Mi ricollego al discorso che facevo all’inizio, per spiegare il prossimo problema.

Ormai, qui da noi, fare l’attore non è considerato un lavoro, è più un hobby, un passatempo, qualcosa da fare se non hai un lavoro full time, nel tempo libero.

Bene, ma chiedete alle persone che conoscete se guardano la tv. Chiedete loro se guardano i film, se vanno al cinema. Se anche solo una volta hanno lasciato perdere qualcosa che stavano facendo per seguire una scena sullo schermo della televisone e se quella volta, anche per un breve istante, non hanno sentito qualcosa, un’emozione.

Chiedete a qualcuno se non ha mai pianto per la scena di un film, se non si è mai commosso.

Ora chiedete loro se sarebbe stato possibile senza gli attori.

La risposta è no.

Ma allora perchè c’è così tanto accanimento sul lavoro dell’attore?

Nella vita più di una volta mi hanno detto: “Ah, senti Giulia! Vuole fare l’attrice! Non è mica Meryl Streep!”

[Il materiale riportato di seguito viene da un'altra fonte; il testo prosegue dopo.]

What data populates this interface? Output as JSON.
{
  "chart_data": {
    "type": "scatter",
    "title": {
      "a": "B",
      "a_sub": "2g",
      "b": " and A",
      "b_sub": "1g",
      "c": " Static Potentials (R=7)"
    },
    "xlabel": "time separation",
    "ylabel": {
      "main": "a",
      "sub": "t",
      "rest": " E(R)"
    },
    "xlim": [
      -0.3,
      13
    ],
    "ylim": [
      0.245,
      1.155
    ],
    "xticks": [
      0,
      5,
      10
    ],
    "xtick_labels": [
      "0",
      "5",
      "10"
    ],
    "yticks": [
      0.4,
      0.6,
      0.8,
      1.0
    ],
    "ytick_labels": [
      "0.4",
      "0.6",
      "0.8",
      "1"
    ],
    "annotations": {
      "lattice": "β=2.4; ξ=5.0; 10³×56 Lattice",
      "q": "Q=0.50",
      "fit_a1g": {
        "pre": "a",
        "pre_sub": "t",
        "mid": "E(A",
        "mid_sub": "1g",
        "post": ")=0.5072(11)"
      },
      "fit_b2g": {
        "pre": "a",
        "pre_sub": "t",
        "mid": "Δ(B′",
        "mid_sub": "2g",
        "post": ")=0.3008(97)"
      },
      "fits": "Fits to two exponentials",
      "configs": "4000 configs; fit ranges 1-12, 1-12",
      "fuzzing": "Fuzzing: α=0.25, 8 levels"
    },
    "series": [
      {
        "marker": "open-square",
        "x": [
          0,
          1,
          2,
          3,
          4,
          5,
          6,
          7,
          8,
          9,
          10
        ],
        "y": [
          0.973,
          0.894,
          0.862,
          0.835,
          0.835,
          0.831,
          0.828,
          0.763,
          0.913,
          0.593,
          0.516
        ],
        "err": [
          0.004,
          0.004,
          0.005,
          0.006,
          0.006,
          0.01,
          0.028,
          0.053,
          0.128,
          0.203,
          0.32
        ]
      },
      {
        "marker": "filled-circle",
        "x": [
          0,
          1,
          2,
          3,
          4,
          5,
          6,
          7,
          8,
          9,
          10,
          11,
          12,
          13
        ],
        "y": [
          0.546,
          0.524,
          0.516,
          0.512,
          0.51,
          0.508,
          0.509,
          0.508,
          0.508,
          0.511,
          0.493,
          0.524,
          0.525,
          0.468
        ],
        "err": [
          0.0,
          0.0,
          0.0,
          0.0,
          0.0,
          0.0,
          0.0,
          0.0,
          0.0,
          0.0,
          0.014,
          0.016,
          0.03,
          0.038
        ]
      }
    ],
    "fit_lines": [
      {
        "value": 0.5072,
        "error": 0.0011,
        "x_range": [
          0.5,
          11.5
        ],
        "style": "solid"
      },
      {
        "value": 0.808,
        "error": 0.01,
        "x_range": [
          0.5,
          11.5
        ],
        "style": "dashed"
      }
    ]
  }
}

Ma nemmeno Meryl Streep era Meryl Streep a diciassette anni! Era soltanto una ragazzina che non aveva mai pensato alla recitazione seriamente fino ad una recita scolastica alla fine degli anni 60′.

Il problema degli attori in Italia è che non ce ne sono di nuovi. O meglio… ci sono gli influencer.

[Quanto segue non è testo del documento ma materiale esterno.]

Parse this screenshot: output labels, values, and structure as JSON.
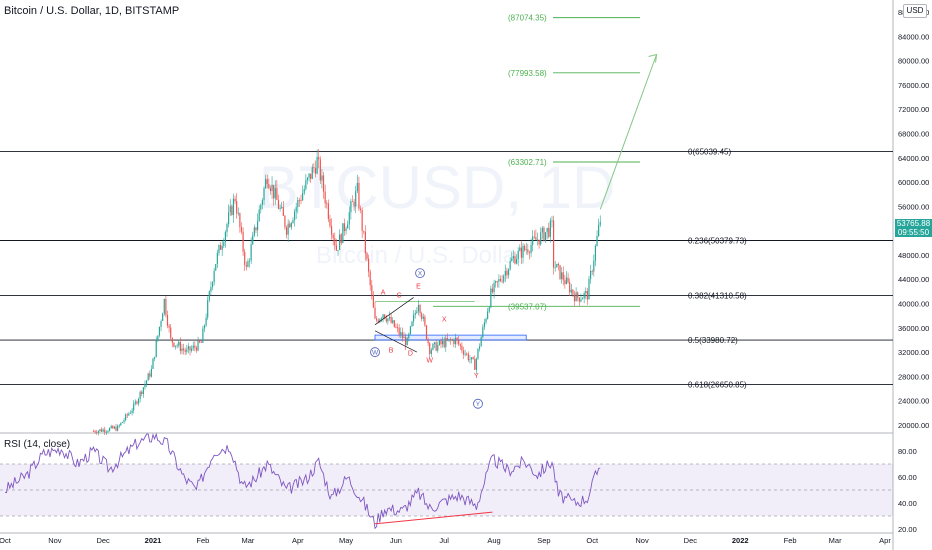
{
  "header": {
    "symbol_title": "Bitcoin / U.S. Dollar, 1D, BITSTAMP",
    "currency": "USD"
  },
  "rsi": {
    "title": "RSI (14, close)"
  },
  "price_tag": {
    "value": "53765.88",
    "countdown": "09:55:50"
  },
  "watermark": {
    "symbol": "BTCUSD, 1D",
    "name": "Bitcoin / U.S. Dollar"
  },
  "colors": {
    "up": "#26a69a",
    "down": "#ef5350",
    "projection": "#4caf50",
    "rsi_line": "#7e57c2",
    "wave_label": "#f23645",
    "wave_circle": "#5c6bc0",
    "box": "#2962ff"
  },
  "chart_data": [
    {
      "type": "candlestick",
      "title": "Bitcoin / U.S. Dollar, 1D, BITSTAMP",
      "xlabel": "",
      "ylabel": "",
      "ylim": [
        18000,
        90000
      ],
      "y_ticks": [
        "20000.00",
        "24000.00",
        "28000.00",
        "32000.00",
        "36000.00",
        "40000.00",
        "44000.00",
        "48000.00",
        "52000.00",
        "56000.00",
        "60000.00",
        "64000.00",
        "68000.00",
        "72000.00",
        "76000.00",
        "80000.00",
        "84000.00",
        "88000.00"
      ],
      "x_ticks": [
        "Oct",
        "Nov",
        "Dec",
        "2021",
        "Feb",
        "Mar",
        "Apr",
        "May",
        "Jun",
        "Jul",
        "Aug",
        "Sep",
        "Oct",
        "Nov",
        "Dec",
        "2022",
        "Feb",
        "Mar",
        "Apr"
      ],
      "x_tick_dates": [
        "2020-10-01",
        "2020-11-01",
        "2020-12-01",
        "2021-01-01",
        "2021-02-01",
        "2021-03-01",
        "2021-04-01",
        "2021-05-01",
        "2021-06-01",
        "2021-07-01",
        "2021-08-01",
        "2021-09-01",
        "2021-10-01",
        "2021-11-01",
        "2021-12-01",
        "2022-01-01",
        "2022-02-01",
        "2022-03-01",
        "2022-04-01"
      ],
      "series": [
        {
          "points": [
            [
              "2020-11-25",
              19000
            ],
            [
              "2020-12-10",
              19500
            ],
            [
              "2020-12-20",
              23000
            ],
            [
              "2020-12-31",
              29000
            ],
            [
              "2021-01-08",
              40500
            ],
            [
              "2021-01-12",
              34000
            ],
            [
              "2021-01-22",
              32000
            ],
            [
              "2021-01-31",
              33500
            ],
            [
              "2021-02-08",
              46000
            ],
            [
              "2021-02-21",
              57500
            ],
            [
              "2021-02-28",
              45500
            ],
            [
              "2021-03-13",
              61200
            ],
            [
              "2021-03-25",
              52500
            ],
            [
              "2021-04-13",
              63500
            ],
            [
              "2021-04-25",
              49000
            ],
            [
              "2021-05-08",
              58500
            ],
            [
              "2021-05-19",
              37000
            ],
            [
              "2021-05-24",
              38500
            ],
            [
              "2021-06-08",
              33500
            ],
            [
              "2021-06-15",
              40500
            ],
            [
              "2021-06-22",
              32500
            ],
            [
              "2021-07-01",
              33500
            ],
            [
              "2021-07-08",
              34000
            ],
            [
              "2021-07-20",
              29800
            ],
            [
              "2021-07-30",
              41500
            ],
            [
              "2021-08-13",
              47500
            ],
            [
              "2021-08-23",
              49500
            ],
            [
              "2021-09-06",
              52600
            ],
            [
              "2021-09-07",
              46500
            ],
            [
              "2021-09-21",
              41000
            ],
            [
              "2021-09-28",
              41500
            ],
            [
              "2021-10-06",
              53765
            ]
          ]
        }
      ],
      "fibonacci_levels": [
        {
          "label": "0(65039.45)",
          "value": 65039.45
        },
        {
          "label": "0.236(50379.73)",
          "value": 50379.73
        },
        {
          "label": "0.382(41310.58)",
          "value": 41310.58
        },
        {
          "label": "0.5(33980.72)",
          "value": 33980.72
        },
        {
          "label": "0.618(26650.85)",
          "value": 26650.85
        }
      ],
      "projection_levels": [
        {
          "label": "(87074.35)",
          "value": 87074.35
        },
        {
          "label": "(77993.58)",
          "value": 77993.58
        },
        {
          "label": "(63302.71)",
          "value": 63302.71
        },
        {
          "label": "(39537.07)",
          "value": 39537.07
        }
      ],
      "projection_arrow": {
        "from": [
          "2021-10-06",
          55500
        ],
        "to": [
          "2021-11-10",
          81000
        ]
      },
      "wave_labels": [
        {
          "text": "A",
          "date": "2021-05-24",
          "value": 42000
        },
        {
          "text": "B",
          "date": "2021-05-29",
          "value": 32400
        },
        {
          "text": "C",
          "date": "2021-06-03",
          "value": 41500
        },
        {
          "text": "D",
          "date": "2021-06-10",
          "value": 31900
        },
        {
          "text": "E",
          "date": "2021-06-15",
          "value": 43000
        },
        {
          "text": "W",
          "date": "2021-06-22",
          "value": 30800
        },
        {
          "text": "X",
          "date": "2021-07-01",
          "value": 37500
        },
        {
          "text": "Y",
          "date": "2021-07-21",
          "value": 28200
        }
      ],
      "wave_circles": [
        {
          "text": "W",
          "date": "2021-05-19",
          "value": 32000
        },
        {
          "text": "X",
          "date": "2021-06-16",
          "value": 45000
        },
        {
          "text": "Y",
          "date": "2021-07-22",
          "value": 23500
        }
      ]
    },
    {
      "type": "line",
      "title": "RSI (14, close)",
      "xlabel": "",
      "ylabel": "",
      "ylim": [
        18,
        95
      ],
      "y_ticks": [
        "20.00",
        "40.00",
        "60.00",
        "80.00"
      ],
      "band": [
        30,
        70
      ],
      "series": [
        {
          "points": [
            [
              "2020-10-01",
              50
            ],
            [
              "2020-10-15",
              62
            ],
            [
              "2020-10-25",
              78
            ],
            [
              "2020-11-05",
              82
            ],
            [
              "2020-11-15",
              70
            ],
            [
              "2020-11-25",
              80
            ],
            [
              "2020-12-05",
              66
            ],
            [
              "2020-12-15",
              78
            ],
            [
              "2020-12-22",
              86
            ],
            [
              "2021-01-02",
              92
            ],
            [
              "2021-01-10",
              85
            ],
            [
              "2021-01-20",
              60
            ],
            [
              "2021-01-28",
              50
            ],
            [
              "2021-02-08",
              80
            ],
            [
              "2021-02-18",
              84
            ],
            [
              "2021-02-26",
              52
            ],
            [
              "2021-03-05",
              58
            ],
            [
              "2021-03-13",
              70
            ],
            [
              "2021-03-25",
              50
            ],
            [
              "2021-04-06",
              58
            ],
            [
              "2021-04-14",
              72
            ],
            [
              "2021-04-22",
              44
            ],
            [
              "2021-05-02",
              60
            ],
            [
              "2021-05-12",
              40
            ],
            [
              "2021-05-19",
              24
            ],
            [
              "2021-05-25",
              36
            ],
            [
              "2021-06-05",
              34
            ],
            [
              "2021-06-15",
              48
            ],
            [
              "2021-06-22",
              36
            ],
            [
              "2021-07-02",
              42
            ],
            [
              "2021-07-10",
              46
            ],
            [
              "2021-07-21",
              38
            ],
            [
              "2021-07-31",
              74
            ],
            [
              "2021-08-10",
              65
            ],
            [
              "2021-08-20",
              72
            ],
            [
              "2021-08-28",
              62
            ],
            [
              "2021-09-06",
              72
            ],
            [
              "2021-09-10",
              46
            ],
            [
              "2021-09-20",
              40
            ],
            [
              "2021-09-28",
              44
            ],
            [
              "2021-10-06",
              70
            ]
          ]
        }
      ],
      "divergence_line": {
        "from": [
          "2021-05-19",
          24
        ],
        "to": [
          "2021-07-31",
          33
        ]
      }
    }
  ]
}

Purtroppo sembra che bisogni studiare per fare qualsiasi cosa, ma per fare gli attori no, basta fare un tentativo e se sei già famoso per altro, non ti ci vorrà assolutamente nulla per fare due, tre magari anche quattro film, perchè porterai pubblico in sala.

È triste, ma purtroppo è così.

È per questo che cantanti, influencer e youtuber hanno il loro debutto al cinema, perchè portano gente a comprare i biglietti.

Conoscete Rachel Zegler?

Lei ha ventun’anni ed ha fatto il suo debutto cinematografico a dicembre dello scorso anno in West Side Story di Steven Spielberg. Mr Spielberg non l’ha cercata perchè era carina o perchè pubblicizzava prodotti sui suoi social, l’ha voluta perchè l’ha sentita cantare e ha deciso che lei doveva essere la sua Maria. Follia? No, onestà. Ha visto del talento e l’ha promosso. È così che bisognerebbe fare ovunque, a prescindere da chi sei, far valere cosa sei, cosa sai fare. È questa la bellezza del cinema, far spiccare i talenti e non quante persone vengono a vederti in sala.

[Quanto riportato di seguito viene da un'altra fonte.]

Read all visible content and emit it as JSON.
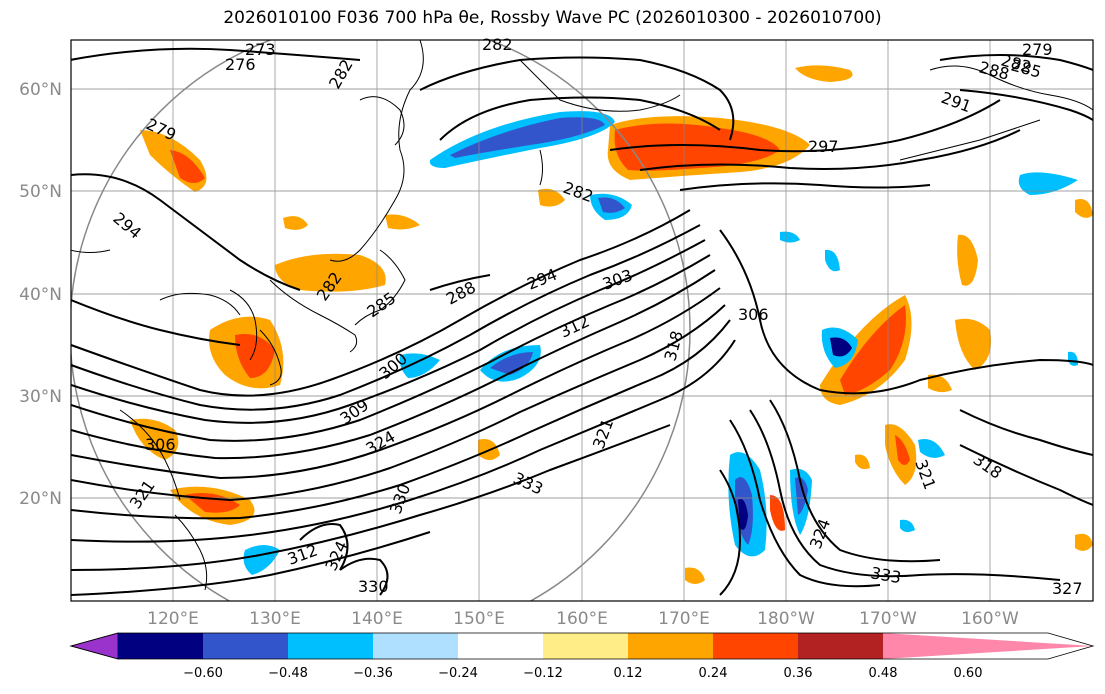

Eppure, così va la vita: c’è chi cerca un’agenzia per poter fare ciò per cui ha studiato e chi si “diverte” a fare l’attore, inconsapevole o forse indifferente alla fatica che facciamo noi.

In ogni caso, il cinema non deve morire. La settima arte crea magia, emozioni, sensazioni fortissime che non devono essere fermate dal marketing e dall’indifferenza delle persone. Non accontentiamoci di guardare un film su una piattaforma dal nostro salotto. Usciamo, andiamo al cinema, guardiamolo in una sala buia in cui tutto ciò a cui dobbiamo prestare attenzione è lo schermo. Stacchiamo dalla vita quotidiana per un paio d’ore e abbracciamo ciò che il cinema può darci.

Il cinema è un’arte e andrebbe trattata come tale.

– Giulia Ravini.

Ringraziamo davvero tanto Giulia per questa sua profonda, toccante e lucida testimonianza sul mestiere dell’attore e le auguriamo ogni bene per il suo futuro.